L’art public à Montréal - Le destin de L’Homme

Une fois de plus, le débat sur l’art public à Montréal se trouve monopolisé par l’opportunité, ou non, de déplacer une oeuvre majeure liée à un moment fort de l’histoire de la métropole. Il y a dix ans, un débat intense fut déclenché au sujet de La joute de Riopelle. La sculpture, commandée pour les Olympiques de 1976 et noyée dans l’océan de béton coulé pour l’événement, a été déménagée en 2002 au coeur du Quartier des affaires de Montréal. Aujourd’hui, c’est au tour de L’homme de Calder d’être l’objet d’un pareil débat.

Et ici, les deux camps ont de bons arguments. Certains, comme Alexandre Taillefer, président du nouveau Comité-conseil pour le développement et la promotion de l’art public (CCDPAP), estiment insoutenable que l’oeuvre soit - comme Napoléon ! - en exil sur l’île Sainte-Hélène. Ils font valoir que le déplacement de La joute a été un succès et a rendu l’oeuvre beaucoup plus accessible. On ne peut les contredire sur ce plan.


D’ailleurs, on imagine aisément L’homme trônant au carrefour des Pins et du Parc, comme l’avait proposé en 2007 Charles Lapointe, président de Tourisme Montréal et lui aussi membre du CCDPAP. Ce lieu extrêmement achalandé, qu’on a commencé à humaniser en lui retirant sa tumeur maligne (son épouvantable échangeur de béton) gagnerait assurément en panache si l’on y installait le grand « stabile » en acier inoxydable. Ce serait peut-être même, à notre sens, un meilleur choix de relocalisation que celui du Vieux-Port, lieu favori de plusieurs de ceux qui militent aujourd’hui pour le déplacement. Nombre de Montréalais passent à l’angle des Pins et du Parc quotidiennement.
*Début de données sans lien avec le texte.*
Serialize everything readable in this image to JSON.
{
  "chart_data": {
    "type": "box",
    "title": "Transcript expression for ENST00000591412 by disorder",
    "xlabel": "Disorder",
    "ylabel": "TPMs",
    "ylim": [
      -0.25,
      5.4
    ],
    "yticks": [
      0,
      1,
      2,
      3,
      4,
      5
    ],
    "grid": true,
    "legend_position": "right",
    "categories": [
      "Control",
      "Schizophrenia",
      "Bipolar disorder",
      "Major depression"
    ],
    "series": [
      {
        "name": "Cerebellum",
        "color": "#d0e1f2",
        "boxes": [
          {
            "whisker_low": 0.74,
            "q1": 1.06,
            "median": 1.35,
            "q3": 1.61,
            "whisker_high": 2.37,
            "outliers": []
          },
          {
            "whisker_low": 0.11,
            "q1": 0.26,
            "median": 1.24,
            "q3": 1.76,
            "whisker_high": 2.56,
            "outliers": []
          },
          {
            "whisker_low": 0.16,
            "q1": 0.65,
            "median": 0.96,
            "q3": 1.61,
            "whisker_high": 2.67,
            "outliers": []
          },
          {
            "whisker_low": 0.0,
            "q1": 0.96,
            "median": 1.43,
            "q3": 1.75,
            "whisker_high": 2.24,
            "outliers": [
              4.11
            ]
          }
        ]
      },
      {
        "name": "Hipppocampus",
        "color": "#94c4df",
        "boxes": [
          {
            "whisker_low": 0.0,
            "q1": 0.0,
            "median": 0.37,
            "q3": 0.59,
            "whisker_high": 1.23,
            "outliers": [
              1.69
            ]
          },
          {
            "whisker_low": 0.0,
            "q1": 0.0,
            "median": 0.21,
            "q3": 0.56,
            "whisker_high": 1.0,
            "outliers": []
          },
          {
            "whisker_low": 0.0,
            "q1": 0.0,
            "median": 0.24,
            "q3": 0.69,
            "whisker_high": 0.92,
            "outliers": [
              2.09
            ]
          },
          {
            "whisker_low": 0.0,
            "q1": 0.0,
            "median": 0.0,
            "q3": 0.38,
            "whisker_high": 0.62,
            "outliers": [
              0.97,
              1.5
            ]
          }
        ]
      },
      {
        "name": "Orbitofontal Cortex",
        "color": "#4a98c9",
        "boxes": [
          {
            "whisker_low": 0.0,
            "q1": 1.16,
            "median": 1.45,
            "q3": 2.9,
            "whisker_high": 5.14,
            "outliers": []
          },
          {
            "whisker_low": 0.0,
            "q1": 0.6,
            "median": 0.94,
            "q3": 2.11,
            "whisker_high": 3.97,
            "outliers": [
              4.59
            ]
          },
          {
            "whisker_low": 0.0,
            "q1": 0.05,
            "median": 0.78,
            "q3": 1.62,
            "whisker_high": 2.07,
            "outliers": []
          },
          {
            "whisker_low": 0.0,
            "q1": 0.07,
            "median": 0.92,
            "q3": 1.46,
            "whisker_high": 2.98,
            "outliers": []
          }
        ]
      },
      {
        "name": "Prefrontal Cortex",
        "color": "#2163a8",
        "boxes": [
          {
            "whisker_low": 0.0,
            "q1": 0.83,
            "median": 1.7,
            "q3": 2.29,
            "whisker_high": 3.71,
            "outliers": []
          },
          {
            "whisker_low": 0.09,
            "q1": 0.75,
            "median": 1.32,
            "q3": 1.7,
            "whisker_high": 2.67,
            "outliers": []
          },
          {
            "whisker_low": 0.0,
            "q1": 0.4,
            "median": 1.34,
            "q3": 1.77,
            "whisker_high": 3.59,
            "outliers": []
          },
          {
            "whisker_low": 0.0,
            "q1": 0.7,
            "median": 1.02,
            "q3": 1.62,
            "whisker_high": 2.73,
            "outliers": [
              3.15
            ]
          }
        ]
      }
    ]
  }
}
D’autres jugent que L’homme ne devrait pas quitter son île. C’est le cas, entre autres, de Projet Montréal, qui déposera aujourd’hui une motion au conseil municipal pour s’opposer formellement au déménagement de la sculpture. Le parti de Richard Bergeron fait valoir qu’il y aurait une perte à dissocier l’oeuvre du lieu de l’Expo 67 pour laquelle elle avait été créée. « Bien qu’“abstraite”, puisqu’aucun élément formel, mis à part son lieu, ne renvoie à l’Expo, elle est indissociable de cet événement. En étant déplacée, la sculpture subira un décalage temporel et esthétique avec son nouvel environnement », faisait récemment valoir en nos pages la chercheuse Marie-Claude Langevin. Projet Montréal souligne aussi que le site où se trouve la sculpture est davantage achalandé que par le passé, lors du festival Piknic Electronik, notamment. L’homme serait donc moins isolé qu’on ne pourrait le croire. Pourquoi au reste dépenser de l’argent à un déménagement, alors que ces mêmes deniers pourraient servir à commander une autre oeuvre à un Alexander Calder du futur ?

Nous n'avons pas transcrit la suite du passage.